Sunday Newsletter

Masses Today

6.30: Rita Mullins, (Anniv).
11.00: Bridget & Raymond Moloney (son), (Anniv).
6.30: Pascal Seery, (Anniv).

As I Was Saying...

Nadia Eweida, a 55 year old British Airways check-in worker, caused some embarrassment to her employers recently when she insisted on wearing a cross around her neck. It contravened the dress code of the company. Such emblems may be worn, but under the uniform. The company offered her a new job where she would not have to conceal her cross. She rejected this compromise. In an interview she asked: "Why should I have to go and hide myself in a recruitment job out of sight of passengers and uniformed colleagues?" Why indeed! She now plans to sue BA for religious discrimination.

How times have changed! During the lifetime of Jesus, the cross was an ever present reminder of Roman power. It wasn't anything religious at all, rather, a hated symbol of occupation, a weapon of psychological terror that spelt out of the cost of resistance and kept people frightened. So why is it that Christians want to wear the cross as jewellery? After all, you wouldn't go round with a silver electric chair about your neck, or with a beautiful brocade noose. That would be astonishingly offensive.

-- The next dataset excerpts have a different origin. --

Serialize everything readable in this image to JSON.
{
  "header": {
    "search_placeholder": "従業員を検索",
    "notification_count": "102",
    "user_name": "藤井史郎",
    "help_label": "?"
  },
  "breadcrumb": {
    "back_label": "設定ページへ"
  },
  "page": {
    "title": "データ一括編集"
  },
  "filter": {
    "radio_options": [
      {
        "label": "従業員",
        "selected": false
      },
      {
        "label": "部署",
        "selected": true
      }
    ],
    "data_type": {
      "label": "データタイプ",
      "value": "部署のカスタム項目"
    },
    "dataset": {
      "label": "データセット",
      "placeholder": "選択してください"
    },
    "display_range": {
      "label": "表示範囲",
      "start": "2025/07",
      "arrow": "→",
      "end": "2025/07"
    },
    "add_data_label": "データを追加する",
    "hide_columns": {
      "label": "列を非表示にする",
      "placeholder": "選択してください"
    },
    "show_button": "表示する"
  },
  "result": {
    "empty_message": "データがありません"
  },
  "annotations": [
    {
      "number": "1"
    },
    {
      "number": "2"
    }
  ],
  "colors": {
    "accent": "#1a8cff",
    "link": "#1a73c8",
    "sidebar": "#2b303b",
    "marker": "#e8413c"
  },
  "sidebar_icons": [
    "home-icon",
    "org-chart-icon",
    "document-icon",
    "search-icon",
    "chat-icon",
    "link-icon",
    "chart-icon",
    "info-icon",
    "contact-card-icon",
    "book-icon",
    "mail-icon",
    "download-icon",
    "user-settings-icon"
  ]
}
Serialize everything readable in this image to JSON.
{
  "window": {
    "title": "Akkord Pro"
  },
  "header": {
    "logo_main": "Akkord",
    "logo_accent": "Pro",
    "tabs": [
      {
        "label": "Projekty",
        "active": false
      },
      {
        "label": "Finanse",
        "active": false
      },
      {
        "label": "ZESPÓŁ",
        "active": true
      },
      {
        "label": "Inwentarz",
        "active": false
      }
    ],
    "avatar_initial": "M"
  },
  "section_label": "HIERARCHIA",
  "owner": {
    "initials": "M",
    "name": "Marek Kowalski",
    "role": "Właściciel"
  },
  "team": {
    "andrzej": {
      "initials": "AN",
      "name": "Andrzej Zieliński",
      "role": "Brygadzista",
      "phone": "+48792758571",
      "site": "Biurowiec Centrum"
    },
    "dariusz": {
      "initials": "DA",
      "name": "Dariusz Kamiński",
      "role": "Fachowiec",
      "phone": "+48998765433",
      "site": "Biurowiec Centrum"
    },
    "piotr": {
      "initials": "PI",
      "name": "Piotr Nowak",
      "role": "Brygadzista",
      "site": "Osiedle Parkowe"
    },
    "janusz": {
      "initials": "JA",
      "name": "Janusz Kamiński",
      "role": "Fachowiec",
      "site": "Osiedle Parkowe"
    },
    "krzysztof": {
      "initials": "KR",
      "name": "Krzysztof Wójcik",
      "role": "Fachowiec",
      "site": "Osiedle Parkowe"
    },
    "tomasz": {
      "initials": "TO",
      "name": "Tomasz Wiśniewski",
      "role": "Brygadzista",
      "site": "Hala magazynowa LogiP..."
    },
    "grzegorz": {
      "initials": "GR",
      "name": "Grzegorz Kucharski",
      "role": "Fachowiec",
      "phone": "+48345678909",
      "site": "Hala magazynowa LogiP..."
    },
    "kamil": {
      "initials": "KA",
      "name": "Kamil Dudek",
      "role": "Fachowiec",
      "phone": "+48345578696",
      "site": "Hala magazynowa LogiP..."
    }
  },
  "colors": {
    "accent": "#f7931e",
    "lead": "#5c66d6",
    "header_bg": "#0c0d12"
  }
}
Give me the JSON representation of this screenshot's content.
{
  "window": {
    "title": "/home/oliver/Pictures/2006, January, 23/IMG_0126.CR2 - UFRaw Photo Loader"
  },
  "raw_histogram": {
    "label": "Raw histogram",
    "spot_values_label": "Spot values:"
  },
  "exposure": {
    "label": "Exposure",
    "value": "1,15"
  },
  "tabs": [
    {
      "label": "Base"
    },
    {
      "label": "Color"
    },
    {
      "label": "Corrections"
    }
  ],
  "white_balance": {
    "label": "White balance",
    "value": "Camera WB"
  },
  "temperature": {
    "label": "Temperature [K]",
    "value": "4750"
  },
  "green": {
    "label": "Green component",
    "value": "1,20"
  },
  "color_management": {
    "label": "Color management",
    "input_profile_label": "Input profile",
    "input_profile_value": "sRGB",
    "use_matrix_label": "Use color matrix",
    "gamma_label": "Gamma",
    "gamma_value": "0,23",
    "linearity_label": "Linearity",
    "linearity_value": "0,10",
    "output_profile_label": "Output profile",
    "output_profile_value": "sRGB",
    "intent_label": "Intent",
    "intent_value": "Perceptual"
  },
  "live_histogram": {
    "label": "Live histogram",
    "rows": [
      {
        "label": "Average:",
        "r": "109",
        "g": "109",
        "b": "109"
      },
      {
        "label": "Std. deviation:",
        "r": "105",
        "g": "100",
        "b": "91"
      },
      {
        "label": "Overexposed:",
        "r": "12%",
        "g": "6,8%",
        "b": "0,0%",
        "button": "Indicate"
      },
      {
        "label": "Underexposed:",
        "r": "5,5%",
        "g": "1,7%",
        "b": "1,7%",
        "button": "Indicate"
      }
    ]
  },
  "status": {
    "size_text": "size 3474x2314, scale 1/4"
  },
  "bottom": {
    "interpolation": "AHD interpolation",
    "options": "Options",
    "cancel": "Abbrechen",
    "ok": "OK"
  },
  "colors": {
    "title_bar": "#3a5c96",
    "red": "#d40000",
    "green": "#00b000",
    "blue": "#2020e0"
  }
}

So why isn't a cross likewise offensive?

I suspect it's because we've forgotten what the cross was originally all about. It has now become a dead metaphor, losing its association with humiliation and fear; with many people today, it is regarded as a desirable fashion accessory. Though it should be said that Ms. Eweida is without doubt motivated by religious conviction.

There is of course a 'freedom of religious expression' aspect to all of this. But many Christians are uneasy about turning it into a symbol of cultural identity - as if defending the cross is defending Christianity. But in some cases this is a mere cover for an attack upon multiculturalism in general and Islam in particular. For such as these, the cross has nothing to do the brutality of the Roman empire and, bizarrely, everything to do with the cultural politics of a little country that Jesus had never heard of.

In fact, the source of this theological mistake goes way back. When the Roman Empire converted to Christianity it was clearly unlikely that the cross could retain its anti-imperial significance. So it changed from being a mark of the brutality into the logo of the imperial cult itself. From this point on, the symbol of the cross became seriously detached from the essential "offensiveness" of the cross as spoken about by St Paul.

Which may be why, throughout history, the cross has been all too easily conscripted by various forms of objectionable propaganda. Like, for example, the way thirteenth century friars galvanised huge enthusiasm for the crusades by what was then called "the preaching of the cross".

Christians urgently need to offer a better account of the cross than simply that it's a badge of identity. The first thing that must be said is that the cross is actually God's act of solidarity with the disgraced and the powerless. The real battle for the cross has nothing whatsoever to do with jewellery.

-Dick Lyng


Items of Some Interest


Christmas Programme, 2006

Sunday, 10th at 11.00: Christmas Mass of Giving.
Sunday 17th at 11.00: Nativity Play & Mass.
Sunday, 17th at 3.00: Console 'Service of Light'.
Sunday, 17th at 4.30: Carol Service in St. Nicholas'.
PENITENTIAL SERVICES (AMNESTY)
Tuesday, 19th: 7.30pm.
Thursday, 21st: 7.30pm.
Saturday, 23rd: 4.30pm.
CONFESSIONS:
Tuesday, 19th: 11.30-12.30; 3.30-4.30.
Wednesday 20th: 12.00-12.45; 3.30-5.30.
Thursday 21st: 11.30-12.30; 3.30-5.30.
Friday, 22nd: 11.30-1.00; 3.30-5.30.
Saturday, 23rd: 11.30-1.00; 3.00-4.00.
Sunday, 24th: No 6.30 evening Mass
CHRISTMAS MASSES:
12.00 Midnight.
11.00am Christmas morning.
WEEKDAY PROGRAMME:
Tuesday, 26th Dec to Tuesday, Jan 2nd: 11.00am Mass only.
Sunday, December 31st: Usual Sunday Programme
PRIORY OFFICE
Office will reopen on Tuesday, January 2nd.